Bir taraftan çalışarak, torluk yapımını hakkında en ince detayına kadar anlatmaya başladı ustam. Derme çatma yaptığı kulübesinde elektrik yok, TV yok, pille çalışan radyosundan yayılan nağmeler tek eğlencesi. Bana ne ikram edeceğini şaşıran usta önce kömür ateşinde bir güzel çay demledi. Soğukta sıcacık çay çok iyi gelmişti. Tek başına yaşıyordu. Hiç evlenmemişti; ”Evli insanların çekeceği çile değil bu” dedi. Oysa Türkiye’nin bazı yerlerinde çadırlarda kalan aileler, çoluk çocuk kömür tozu içinde imece usulü çalışıyorlar ve yaşıyorlar. Ve ustam başladı torluk yapımını anlatmaya: Öte yandan ormanın zarar görmemesi için azami dikkati göstermek torlukçular için olmazsa olmaz bir iş düsturudur. Aynı yerde uzunca bir süre üretim yapılamadığı için, sonrasında torlukların başka bir yerde kurulması şart oluyor. İşte işin göçebelik tarafı da bu zorunluluktan kaynaklanıyor.
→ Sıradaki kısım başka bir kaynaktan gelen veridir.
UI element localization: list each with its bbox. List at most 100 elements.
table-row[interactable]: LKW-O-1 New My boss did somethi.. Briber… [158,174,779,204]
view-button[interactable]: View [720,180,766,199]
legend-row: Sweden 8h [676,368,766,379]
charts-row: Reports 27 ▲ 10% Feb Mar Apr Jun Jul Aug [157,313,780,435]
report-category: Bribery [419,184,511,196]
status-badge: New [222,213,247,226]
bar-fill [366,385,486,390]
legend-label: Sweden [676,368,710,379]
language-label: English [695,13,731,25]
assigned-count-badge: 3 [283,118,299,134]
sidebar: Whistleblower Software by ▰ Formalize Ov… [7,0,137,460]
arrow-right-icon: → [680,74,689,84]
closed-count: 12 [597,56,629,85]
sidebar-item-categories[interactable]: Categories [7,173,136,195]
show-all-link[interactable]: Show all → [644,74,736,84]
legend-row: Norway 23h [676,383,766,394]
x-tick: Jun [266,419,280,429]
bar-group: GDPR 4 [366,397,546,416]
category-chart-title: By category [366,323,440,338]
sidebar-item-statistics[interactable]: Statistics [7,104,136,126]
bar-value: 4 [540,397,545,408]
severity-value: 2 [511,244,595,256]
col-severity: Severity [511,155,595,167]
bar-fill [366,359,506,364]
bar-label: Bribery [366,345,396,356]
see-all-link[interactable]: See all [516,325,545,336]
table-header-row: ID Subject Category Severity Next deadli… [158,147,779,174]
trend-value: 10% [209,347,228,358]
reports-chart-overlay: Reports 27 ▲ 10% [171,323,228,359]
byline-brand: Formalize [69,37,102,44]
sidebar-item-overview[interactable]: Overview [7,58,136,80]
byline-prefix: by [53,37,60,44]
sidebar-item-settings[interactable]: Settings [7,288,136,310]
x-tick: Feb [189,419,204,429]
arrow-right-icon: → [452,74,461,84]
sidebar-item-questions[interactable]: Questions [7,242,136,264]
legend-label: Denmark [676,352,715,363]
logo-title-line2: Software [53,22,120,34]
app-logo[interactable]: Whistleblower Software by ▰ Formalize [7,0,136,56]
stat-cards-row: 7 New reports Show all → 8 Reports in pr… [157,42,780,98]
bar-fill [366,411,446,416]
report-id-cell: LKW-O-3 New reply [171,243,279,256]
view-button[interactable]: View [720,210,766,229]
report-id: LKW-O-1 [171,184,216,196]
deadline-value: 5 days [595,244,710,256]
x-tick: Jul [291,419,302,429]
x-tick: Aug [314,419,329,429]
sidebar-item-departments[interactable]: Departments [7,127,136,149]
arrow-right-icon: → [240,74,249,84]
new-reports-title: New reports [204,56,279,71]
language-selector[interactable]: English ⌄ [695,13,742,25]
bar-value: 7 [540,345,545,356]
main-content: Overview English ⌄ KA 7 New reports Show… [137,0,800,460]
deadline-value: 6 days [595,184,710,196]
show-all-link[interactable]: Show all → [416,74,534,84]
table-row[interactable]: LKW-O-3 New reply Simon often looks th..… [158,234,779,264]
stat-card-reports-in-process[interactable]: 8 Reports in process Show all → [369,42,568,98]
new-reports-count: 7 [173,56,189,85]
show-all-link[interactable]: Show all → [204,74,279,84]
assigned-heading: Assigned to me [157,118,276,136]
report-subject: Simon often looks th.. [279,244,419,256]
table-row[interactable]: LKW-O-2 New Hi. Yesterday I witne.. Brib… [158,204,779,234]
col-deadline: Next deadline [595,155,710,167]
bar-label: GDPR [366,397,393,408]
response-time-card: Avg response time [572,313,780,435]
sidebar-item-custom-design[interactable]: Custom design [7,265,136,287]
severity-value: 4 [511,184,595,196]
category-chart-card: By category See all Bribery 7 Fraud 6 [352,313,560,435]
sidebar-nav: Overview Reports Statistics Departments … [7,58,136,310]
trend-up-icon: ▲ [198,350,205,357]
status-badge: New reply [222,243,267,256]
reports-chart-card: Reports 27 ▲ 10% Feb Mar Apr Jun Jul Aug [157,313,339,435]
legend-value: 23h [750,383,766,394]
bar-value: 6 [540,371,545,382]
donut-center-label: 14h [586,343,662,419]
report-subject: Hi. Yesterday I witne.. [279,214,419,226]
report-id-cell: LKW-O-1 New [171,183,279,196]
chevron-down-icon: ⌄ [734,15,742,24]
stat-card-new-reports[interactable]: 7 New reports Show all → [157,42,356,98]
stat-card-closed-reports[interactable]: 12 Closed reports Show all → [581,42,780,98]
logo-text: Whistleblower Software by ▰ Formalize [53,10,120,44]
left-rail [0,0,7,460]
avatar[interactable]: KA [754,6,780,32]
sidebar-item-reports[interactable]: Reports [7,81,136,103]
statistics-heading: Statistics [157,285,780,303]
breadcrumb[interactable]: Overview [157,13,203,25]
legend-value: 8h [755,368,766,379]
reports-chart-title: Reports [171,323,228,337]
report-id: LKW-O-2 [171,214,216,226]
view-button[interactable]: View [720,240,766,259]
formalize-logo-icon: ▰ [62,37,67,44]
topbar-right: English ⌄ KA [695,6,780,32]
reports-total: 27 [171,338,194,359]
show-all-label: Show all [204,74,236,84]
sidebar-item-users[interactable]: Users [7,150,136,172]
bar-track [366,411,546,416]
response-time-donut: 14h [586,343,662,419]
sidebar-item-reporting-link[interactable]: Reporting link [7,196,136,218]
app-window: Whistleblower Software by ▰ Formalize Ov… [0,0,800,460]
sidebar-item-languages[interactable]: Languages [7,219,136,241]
Nasıl başlanıyor torluk yapımına dediğimde başladı ustam anlatmaya: Torak kurulurken, ortasına uzunca bir sırık dikilir ve toraktan daha yüksek olan sırık, yanma aşamasında baca görevi görür. Baca içerisine kolayca yanabilen çalı – çırpı doldurulur etrafına kömür haline getirilecek odunlar. Huni şeklini alacak şekilde istif edilir. Kömürleştirme esnasında hava ile doğrudan teması kesmek üzere istifin üzeri, meşe ağaçlarının dökülen yaprakları (gazel), saman vb. materyallerden oluşan ‘yeşil örtü’yle onun üzeri ise toprak, kömür kırıntı ve tozlarıyla hazırlanan ‘toprak örtü’ ile kaplanır ve üzeri hafifçe ıslatılan torak yakmaya hazır hale getirilir.
Torağın yakma işlemine rüzgârsız bir havada başlanır, kömürleşme için gereken 240 – 280 derecelik sıcaklığı sağlayan ateş torak içerisinde yayılırken, ateşin ilerlemesini idare etmek için torağın üst kısmından başlayarak mazgal denen delikler açılır. Ağaçtan kömür elde etmek için yapılan işleme ‘kuyu yakmak’ denir. Kuyular odunun kesildiği bölgelere yakın yerlerde, genellikle daha önce yapılmış olan kuyuların mekânları kullanılarak yapılır. Aynı kuyuyu kullanabilmek için en az on beş yıl beklemek gerekir. Meşe ve kocayemiş ağacının büyüme süresini düşünürsek eğer, bu süre çok daha da uzun olabilir.
İşleme önceki kuyudan kalan küller bir kenara toplanarak başlanır. Yanına bir haftalık konaklama için ağaçlar üzerine bir kulübe yapılır. Bu kulübe uzun ve kalın odunlar, ağaç dalları, gazeller ile oluşturulan mekâna, evden getirilen şilte, yorgan, yastık ile ev konforunda hazırlanır. Havasız kalan kuyu patlar. Patlamaya ve yangına karşı kuyunun suya yakın olmasına dikkat edilir ama bu her zaman mümkün olmayabilir. Her durumda kuyunun yanında tenekelerle sular depolanır. Kuyunun civarı yangına karşı çalılar, otlar, eğreltiler, pülüler (tutuşturmayı kolaylaştırıcı odunsu bitkilerdir ve bunlar çalı süpürgesi yapımında da kullanılır) ve benzerlerinden arındırılır.